The reason for this cannot be categorically stated; nevertheless, it will not be far fetch from the possibility that an increased in total antioxidant capacity of the serum occasioned by higher dose of the extracts, may not necessarily be available at the site of action, as some of the polyphenols especially free soluble polyphenols may have been excreted, while the bound polyphenols may not be readily absorbed (Oboh and Rocha, 2006a).

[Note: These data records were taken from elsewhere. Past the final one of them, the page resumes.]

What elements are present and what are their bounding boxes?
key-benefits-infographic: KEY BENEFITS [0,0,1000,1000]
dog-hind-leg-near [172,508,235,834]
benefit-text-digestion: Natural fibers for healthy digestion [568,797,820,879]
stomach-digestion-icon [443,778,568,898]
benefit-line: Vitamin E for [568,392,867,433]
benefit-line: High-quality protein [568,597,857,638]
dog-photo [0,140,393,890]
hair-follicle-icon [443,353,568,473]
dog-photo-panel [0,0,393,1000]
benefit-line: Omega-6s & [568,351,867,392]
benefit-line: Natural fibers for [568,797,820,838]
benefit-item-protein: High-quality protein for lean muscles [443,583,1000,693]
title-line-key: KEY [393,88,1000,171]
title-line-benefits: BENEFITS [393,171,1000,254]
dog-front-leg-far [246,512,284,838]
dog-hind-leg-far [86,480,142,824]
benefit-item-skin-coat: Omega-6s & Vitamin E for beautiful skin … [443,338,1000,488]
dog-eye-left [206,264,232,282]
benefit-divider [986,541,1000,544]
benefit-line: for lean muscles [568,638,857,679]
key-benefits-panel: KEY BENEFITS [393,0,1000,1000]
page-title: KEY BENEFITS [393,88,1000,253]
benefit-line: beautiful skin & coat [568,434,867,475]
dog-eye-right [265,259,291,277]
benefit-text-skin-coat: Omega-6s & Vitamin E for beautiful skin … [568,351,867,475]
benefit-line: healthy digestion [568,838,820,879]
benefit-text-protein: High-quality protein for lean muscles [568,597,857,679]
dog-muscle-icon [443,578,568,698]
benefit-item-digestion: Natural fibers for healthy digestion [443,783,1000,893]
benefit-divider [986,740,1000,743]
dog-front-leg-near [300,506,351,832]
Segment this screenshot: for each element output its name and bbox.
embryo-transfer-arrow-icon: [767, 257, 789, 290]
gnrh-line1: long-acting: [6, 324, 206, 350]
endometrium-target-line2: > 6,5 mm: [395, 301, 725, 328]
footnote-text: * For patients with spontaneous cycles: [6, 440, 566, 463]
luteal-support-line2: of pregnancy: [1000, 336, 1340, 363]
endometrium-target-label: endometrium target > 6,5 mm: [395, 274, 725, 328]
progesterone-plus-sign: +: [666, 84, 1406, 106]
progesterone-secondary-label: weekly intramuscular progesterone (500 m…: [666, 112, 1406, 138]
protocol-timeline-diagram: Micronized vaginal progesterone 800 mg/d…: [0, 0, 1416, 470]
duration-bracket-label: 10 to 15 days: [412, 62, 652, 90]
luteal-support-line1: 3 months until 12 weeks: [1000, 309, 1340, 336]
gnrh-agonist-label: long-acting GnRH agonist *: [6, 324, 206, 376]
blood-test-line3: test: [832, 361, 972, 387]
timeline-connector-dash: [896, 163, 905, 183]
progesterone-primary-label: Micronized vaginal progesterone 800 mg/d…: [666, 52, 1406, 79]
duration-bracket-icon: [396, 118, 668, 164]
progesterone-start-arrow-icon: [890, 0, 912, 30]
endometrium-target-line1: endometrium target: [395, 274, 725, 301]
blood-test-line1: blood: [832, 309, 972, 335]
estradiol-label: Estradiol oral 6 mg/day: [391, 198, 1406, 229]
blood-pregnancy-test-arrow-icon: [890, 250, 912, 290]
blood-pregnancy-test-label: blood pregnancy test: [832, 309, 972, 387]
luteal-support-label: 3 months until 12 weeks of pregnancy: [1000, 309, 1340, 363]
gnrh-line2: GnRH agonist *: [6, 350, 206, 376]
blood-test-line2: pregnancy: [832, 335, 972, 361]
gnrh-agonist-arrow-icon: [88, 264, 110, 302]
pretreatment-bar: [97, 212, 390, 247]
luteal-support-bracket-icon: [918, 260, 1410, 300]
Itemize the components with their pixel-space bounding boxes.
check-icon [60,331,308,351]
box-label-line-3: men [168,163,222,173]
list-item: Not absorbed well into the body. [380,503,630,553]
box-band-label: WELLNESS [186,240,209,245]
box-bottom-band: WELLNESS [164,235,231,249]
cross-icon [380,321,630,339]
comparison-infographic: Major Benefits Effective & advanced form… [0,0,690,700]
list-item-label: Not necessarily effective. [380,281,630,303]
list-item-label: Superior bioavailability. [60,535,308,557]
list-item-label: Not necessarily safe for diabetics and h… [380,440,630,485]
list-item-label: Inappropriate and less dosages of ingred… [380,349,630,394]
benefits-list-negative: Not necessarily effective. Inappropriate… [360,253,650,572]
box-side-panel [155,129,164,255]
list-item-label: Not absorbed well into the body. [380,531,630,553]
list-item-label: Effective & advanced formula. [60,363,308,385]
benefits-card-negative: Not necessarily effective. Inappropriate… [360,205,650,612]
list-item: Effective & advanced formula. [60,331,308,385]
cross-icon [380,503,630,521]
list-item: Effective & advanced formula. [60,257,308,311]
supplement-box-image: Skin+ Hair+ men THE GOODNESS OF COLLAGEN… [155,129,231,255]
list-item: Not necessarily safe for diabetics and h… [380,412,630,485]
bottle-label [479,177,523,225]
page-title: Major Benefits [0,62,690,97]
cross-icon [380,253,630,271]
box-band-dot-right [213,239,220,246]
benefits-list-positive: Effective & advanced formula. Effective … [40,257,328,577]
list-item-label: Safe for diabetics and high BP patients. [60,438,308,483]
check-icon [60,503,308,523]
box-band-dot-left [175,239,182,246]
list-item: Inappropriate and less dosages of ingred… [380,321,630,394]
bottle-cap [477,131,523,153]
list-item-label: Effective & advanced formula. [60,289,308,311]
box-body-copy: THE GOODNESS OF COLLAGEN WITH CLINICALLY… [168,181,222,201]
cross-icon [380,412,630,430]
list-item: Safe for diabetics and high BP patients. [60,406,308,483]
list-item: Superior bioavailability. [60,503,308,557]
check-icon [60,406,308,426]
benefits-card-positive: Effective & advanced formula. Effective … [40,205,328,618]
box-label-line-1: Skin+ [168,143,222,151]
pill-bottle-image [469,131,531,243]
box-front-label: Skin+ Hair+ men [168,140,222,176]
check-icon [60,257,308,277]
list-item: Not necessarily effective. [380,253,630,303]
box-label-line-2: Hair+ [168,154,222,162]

It could therefore be concluded that soluble free and bound phenolics extracts of T. occidentalis leaf will protect hepatocytes from oxidative stress, although the mechanism of action defers. However, the soluble phenolics extract will protect hepatocytes more than the bound polyphenols, which could be attributed to the higher antioxidant activity of the free soluble polyphenols than the bound phenols extract of T. occidentalis leaves.